I still remember the first time I encountered the Resident Evil series of videogames. It wasn’t until Resident Evil 2, and it was on my Sony Playstation, both of which still sit in my living room beckoning me for an encounter with the undead. My family’s appreciation of this series continues to the present day with my teenage son currently enjoying Resident Evil 5.
But it was an article by Jeff Jenson in the March 27, 2009 edition of my wife’s Entertainment Weekly on the current edition of the game that got me thinking about two facets of zombies, one common to all expressions of zombie apocalypse, and the other unique to RE5.
Jenson states at the outset that he does not find the threat of zombies scary (which I doubt), but in his view zombie horror offers “a single, disturbing thrill – guilt-free homicide. Because, after all, zombies may look like humans, but they technically aren’t humans. So watching their heads get blown off with a shotgun? It’s all good!”
Popular and academic analysis of zombies in popular culture indicates that they function in a variety of ways in horror, such as Romero’s exploration of racism and consumerism, but Jensen raises an interesting and disturbing facet of zombies that may also contribute to our enjoyment of them. Is it possible that these semi-human, or now undead and perhaps less-than-human creatures provide a safe place for us to engage in homicide and mayhem without the guilt that goes with pursuing such acts in the real world?
Jensen also raises a second point about zombies which is peculiar to RE5. The story takes place in a fictitious region in Africa where the Black Hawk Down film was an inspiration. Jensen states in this regard, “while that point of reference accentuates the impressively rendered Third World squalor, it makes for uncomfortable moral ambiguity…for a few minutes, at least. I found myself asking: Is it okay to enjoy killing mobs of impoverished Africans?” Then, bringing the previous issue together with the concern over the games location Jensen concludes: “Then I remembered they were only zombies, and proceeded to slaughter with impunity.”

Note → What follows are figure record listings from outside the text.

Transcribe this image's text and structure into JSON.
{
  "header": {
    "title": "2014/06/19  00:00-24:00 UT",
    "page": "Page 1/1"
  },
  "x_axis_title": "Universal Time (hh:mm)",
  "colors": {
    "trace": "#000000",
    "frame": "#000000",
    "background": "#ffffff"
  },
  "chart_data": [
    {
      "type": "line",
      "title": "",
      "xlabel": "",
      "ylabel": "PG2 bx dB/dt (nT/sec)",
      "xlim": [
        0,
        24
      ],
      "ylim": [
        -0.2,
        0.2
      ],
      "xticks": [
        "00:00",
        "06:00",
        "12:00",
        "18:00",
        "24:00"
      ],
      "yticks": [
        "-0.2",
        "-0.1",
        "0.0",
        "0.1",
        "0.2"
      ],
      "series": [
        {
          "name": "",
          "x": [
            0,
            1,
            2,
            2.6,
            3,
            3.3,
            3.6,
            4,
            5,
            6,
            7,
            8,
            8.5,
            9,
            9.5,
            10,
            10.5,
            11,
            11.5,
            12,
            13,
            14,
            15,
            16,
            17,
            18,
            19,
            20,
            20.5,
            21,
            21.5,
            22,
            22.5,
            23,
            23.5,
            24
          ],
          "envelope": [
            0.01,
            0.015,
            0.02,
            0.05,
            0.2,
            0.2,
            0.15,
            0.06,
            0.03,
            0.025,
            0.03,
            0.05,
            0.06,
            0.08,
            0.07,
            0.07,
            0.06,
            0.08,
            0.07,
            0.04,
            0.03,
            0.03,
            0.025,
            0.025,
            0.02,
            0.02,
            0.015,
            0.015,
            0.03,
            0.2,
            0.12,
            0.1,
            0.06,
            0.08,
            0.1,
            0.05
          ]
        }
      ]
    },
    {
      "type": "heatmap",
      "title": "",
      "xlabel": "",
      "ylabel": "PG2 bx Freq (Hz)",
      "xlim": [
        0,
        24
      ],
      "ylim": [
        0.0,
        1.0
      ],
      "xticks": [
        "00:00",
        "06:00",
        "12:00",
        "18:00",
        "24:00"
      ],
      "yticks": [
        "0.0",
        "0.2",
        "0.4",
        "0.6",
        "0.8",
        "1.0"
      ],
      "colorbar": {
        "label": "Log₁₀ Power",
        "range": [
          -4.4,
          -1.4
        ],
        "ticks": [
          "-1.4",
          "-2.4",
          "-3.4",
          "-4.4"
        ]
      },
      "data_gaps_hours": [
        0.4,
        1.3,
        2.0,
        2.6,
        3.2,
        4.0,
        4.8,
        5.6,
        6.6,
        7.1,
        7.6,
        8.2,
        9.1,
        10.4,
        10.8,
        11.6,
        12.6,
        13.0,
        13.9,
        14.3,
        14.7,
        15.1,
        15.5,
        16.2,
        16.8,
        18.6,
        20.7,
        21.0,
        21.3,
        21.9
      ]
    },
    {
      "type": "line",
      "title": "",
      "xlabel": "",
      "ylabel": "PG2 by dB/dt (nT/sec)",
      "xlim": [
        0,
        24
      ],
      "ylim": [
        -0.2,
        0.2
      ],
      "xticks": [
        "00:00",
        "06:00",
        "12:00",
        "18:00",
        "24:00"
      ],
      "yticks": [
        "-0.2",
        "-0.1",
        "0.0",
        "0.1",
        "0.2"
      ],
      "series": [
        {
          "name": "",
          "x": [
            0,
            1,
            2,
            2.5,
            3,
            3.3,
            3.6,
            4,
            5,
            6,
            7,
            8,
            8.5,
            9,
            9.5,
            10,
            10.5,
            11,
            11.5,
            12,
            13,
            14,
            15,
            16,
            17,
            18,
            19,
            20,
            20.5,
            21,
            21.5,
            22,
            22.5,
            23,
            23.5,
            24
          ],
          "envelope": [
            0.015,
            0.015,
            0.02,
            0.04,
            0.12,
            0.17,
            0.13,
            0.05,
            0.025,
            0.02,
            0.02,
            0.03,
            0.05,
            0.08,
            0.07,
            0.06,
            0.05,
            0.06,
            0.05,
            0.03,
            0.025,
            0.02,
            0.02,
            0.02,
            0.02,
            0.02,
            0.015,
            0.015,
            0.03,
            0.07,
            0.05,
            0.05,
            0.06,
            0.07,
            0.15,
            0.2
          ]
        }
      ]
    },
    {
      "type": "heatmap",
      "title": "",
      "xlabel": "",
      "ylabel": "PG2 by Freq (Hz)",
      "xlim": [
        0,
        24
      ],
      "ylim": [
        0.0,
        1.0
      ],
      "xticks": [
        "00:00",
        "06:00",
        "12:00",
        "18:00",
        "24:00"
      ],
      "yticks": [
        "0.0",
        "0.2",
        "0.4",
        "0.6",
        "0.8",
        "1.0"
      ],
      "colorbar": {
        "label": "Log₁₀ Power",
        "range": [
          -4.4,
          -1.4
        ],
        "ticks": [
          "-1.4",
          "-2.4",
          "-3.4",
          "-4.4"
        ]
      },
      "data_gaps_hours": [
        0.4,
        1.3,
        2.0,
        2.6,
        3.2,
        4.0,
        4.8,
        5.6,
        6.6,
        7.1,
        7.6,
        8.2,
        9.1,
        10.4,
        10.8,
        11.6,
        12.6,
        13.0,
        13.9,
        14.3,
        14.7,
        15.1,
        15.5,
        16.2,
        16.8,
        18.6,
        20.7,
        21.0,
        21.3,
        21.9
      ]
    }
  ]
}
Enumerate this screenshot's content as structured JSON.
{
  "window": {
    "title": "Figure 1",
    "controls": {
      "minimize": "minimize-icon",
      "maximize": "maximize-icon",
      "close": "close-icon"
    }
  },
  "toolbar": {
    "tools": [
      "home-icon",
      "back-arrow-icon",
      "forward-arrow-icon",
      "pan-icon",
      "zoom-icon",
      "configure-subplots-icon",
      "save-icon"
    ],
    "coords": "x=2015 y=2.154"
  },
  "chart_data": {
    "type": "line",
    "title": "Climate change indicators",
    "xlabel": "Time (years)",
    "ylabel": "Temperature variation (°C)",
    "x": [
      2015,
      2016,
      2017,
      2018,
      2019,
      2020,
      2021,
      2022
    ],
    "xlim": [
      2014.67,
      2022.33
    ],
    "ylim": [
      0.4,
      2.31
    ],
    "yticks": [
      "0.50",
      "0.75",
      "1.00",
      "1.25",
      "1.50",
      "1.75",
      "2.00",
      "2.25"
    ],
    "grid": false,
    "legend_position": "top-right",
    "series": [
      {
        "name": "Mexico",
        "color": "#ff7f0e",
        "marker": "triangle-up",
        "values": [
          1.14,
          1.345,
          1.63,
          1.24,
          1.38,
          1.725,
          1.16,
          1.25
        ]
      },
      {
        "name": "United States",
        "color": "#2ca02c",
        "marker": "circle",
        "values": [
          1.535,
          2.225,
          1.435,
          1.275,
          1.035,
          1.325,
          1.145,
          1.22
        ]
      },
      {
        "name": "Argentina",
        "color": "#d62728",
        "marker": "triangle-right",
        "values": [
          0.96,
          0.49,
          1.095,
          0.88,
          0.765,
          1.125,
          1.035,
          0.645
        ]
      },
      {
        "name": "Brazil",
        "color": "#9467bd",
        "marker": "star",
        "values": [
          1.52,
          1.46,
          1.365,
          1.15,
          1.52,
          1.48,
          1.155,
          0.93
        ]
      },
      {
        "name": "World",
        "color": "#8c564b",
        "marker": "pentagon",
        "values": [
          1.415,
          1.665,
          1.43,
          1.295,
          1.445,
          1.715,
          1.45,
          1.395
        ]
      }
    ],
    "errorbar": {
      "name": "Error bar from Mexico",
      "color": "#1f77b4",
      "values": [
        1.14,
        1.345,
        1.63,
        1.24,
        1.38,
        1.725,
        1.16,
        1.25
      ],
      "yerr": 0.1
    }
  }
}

Does Jensen raise an additional point of significance with the story location for RE5? It wouldn’t be the first time that varous forms of entertainment in America have used such locations and their inhabitants as foils for our subconscious explorations of racism. King Kong is a primary example of this, but other films have followed suit.
I don’t want the reader to misunderstand me here. I am not the type that wrings my hands over the dangers videogames pose to our youth, and I think we need to be careful in making connections between various forms of entertainment in popular culture and how it may or may not reflect conditions related to our social and cultural contexts. But Jensen raises issues that might give us pause as we engage in deeper reflection on zombies in videogames, and why so many of us love them. Zombies in film have been probed deeply by scholars, but their expression in videogames still awaits closer analysis. Perhaps raising these questions here can contribute to the beginnings to such exploration.
In this case, zombie apocalypse games could be easily lumped in with military shooters… rifle shots to the head is alright when they’re only zombies and Nazis, right?
I would suspect that it’s part of a broader phenomenon of violence as entertainment that can only be enjoyed by a society that does not experience that exact sort of violence first hand. Military shooters aren’t a lot of fun when you’ve actually been through a war (though, man, do they ever want to use it to recruit… I did a double take when I saw the OFFICIAL US Army shooter in the arcade… NOW I’m convinced of the link between video games and violence). “Faces of Death” videos aren’t very entertaining when you have had loved ones die in horrible ways.
Even then, American society seems to have a weird thing where everyone is so confident in the Dream that even if they actually do live in squallor and violence, they are entertained by fictionalized versions of it. They can even be mobilized by how glamourous is can be made to look.
I always find it interesting to contrast these things against the experience of my dad, who was a German civilian in WWII. Needless to say, he doesn’t have a lot of use for any glamourization of violence that doesn’t involve John Wayne. Waitasecond…
I suppose zombie games and first person shooters that take out Nazis, aliens, and other “monsters”, as well as war games, are somewhat understandable. The contemporary “gangster” games where players are encouraged to shoot other criminals as well as civilians and police officers are more troubling and difficult to justify.
Thanks for your always thoughtful comments.
True about the gangster games… and I say that as someone who has derived hours of enjoyment from rolling down the sidewalk while blaring Flock of Seagulls from the car stereo in Grand Theft Auto: Vice City.
Now, for me, the wanton violence isn’t much different than the genocide in Dr. Mario. However, I suspect that GTA’s problem is that it makes the whole process transparent. “I’m only shooting badguys” is the same kind of figleaf of justification that, say, Pirates of the Caribbean the Ride had with its “moral lesson” which purges the conscience that revelled in what was a loathesome criminal act.
Yet that same figleaf is employed by our whole society in the broad sense anyways. We generally do think its alright so long as you only shoot the designated bad guys.